In requiring written notice, Article 1088 seeks to ensure that the redemptioner is properly notified
of the sale and to indicate the date of such notice as the starting time of the 30-day period of redemption.
Considering the shortness of the period, it is really necessary, as a general rule, to pinpoint the precise
date it is supposed to begin, to obviate any problem of alleged delays, sometimes consisting of only a day
or two.
The instant case presents no such problem because the right of redemption was invoked
not days but years after the sales were made in 1963 and 1964. The complaint was filed by Tecla Padua in
1977, thirteen years after the first sale and fourteen years after the second sale. The delay invoked by the
petitioners extends to more than a decade, assuming of course that there was a valid notice that tolled the
running of the period of redemption.
1.) YES.
In the face of the established facts, we cannot accept the private respondents' pretense that they
were unaware of the sales made by their brother and sister in 1963 and 1964. By requiring written proof
of such notice, we would be closing our eyes to the obvious truth in favor of their palpably false claim of
ignorance, thus exalting the letter of the law over its purpose.

The purpose is clear enough: to make sure that the redemptioners are duly notified. We are
satisfied that in this case the other brothers and sisters were actually informed, although not in writing, of
the sales made in 1963 and 1964, and that such notice was sufficient.

2.) YES.
While we do not here declare that this period started from the dates of such sales in 1963 and
1964, we do say that sometime between those years and 1976, when the first complaint for redemption
was filed, the other co-heirs were actually informed of the sale and that thereafter the 30-day period
started running and ultimately expired. This could have happened any time during the interval of thirteen
years, when none of the co-heirs made a move to redeem the properties sold. By 1977, in other words,
when Tecla Padua filed her complaint, the right of redemption had already been extinguished because the
period for its exercise had already expired. The following doctrine is also worth noting:

While the general rule is, that to charge a party with laches in the assertion of an alleged
right it is essential that he should have knowledge of the facts upon which he bases his
claim, yet if the circumstances were such as should have induced inquiry, and the means
of ascertaining the truth were readily available upon inquiry, but the party neglects to
make it, he will be chargeable with laches, the same as if he had known the facts.
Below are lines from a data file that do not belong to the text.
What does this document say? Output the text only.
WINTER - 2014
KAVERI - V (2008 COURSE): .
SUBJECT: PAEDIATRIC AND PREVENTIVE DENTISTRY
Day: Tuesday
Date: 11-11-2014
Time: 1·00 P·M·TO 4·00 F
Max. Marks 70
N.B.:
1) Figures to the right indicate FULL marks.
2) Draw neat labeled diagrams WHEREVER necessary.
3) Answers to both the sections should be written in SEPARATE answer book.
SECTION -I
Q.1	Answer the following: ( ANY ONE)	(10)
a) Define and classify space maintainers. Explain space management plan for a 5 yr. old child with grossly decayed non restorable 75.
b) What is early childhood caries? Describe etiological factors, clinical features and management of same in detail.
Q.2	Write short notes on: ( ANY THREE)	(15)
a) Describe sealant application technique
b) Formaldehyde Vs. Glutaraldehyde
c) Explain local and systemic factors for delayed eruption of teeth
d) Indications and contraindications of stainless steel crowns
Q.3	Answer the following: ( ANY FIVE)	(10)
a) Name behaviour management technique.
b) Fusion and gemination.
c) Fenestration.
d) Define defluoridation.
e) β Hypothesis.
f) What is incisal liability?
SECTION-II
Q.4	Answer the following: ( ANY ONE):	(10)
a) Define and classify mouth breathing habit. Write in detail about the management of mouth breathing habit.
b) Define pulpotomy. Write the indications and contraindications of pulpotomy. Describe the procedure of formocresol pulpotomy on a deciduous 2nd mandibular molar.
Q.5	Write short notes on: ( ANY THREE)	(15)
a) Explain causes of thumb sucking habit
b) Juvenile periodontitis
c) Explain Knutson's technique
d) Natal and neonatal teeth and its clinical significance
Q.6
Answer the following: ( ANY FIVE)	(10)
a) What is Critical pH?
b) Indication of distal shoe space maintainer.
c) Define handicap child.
It was the perfectly natural thing for the co-heirs to wonder why the spouses Alonzo, who were
not among them, should enclose a portion of the inherited lot and build thereon a house of strong
materials. This definitely was not the act of a temporary possessor or a mere mortgagee. This certainly
looked like an act of ownership. Yet, given this unseemly situation, none of the co-heirs saw fit to object
or at least inquire, to ascertain the facts, which were readily available. It took all of thirteen years before
one of them chose to claim the right of redemption, but then it was already too late.
We realize that in arriving at our conclusion today, we are deviating from the strict letter of the
law, which the respondent court understandably applied pursuant to existing jurisprudence. The said court
acted properly as it had no competence to reverse the doctrines laid down by this Court in the above-cited
cases. In fact, and this should be clearly stressed, we ourselves are not abandoning the De Conejero and
Buttle doctrines. What we are doing simply is adopting an exception to the general rule, in view of the
peculiar circumstances of this case.
The co-heirs in this case were undeniably informed of the sales although no notice in writing was
given them. And there is no doubt either that the 30-day period began and ended during the 14 years
between the sales in question and the filing of the complaint for redemption in 1977, without the co-heirs
exercising their right of redemption. These are the justifications for this exception.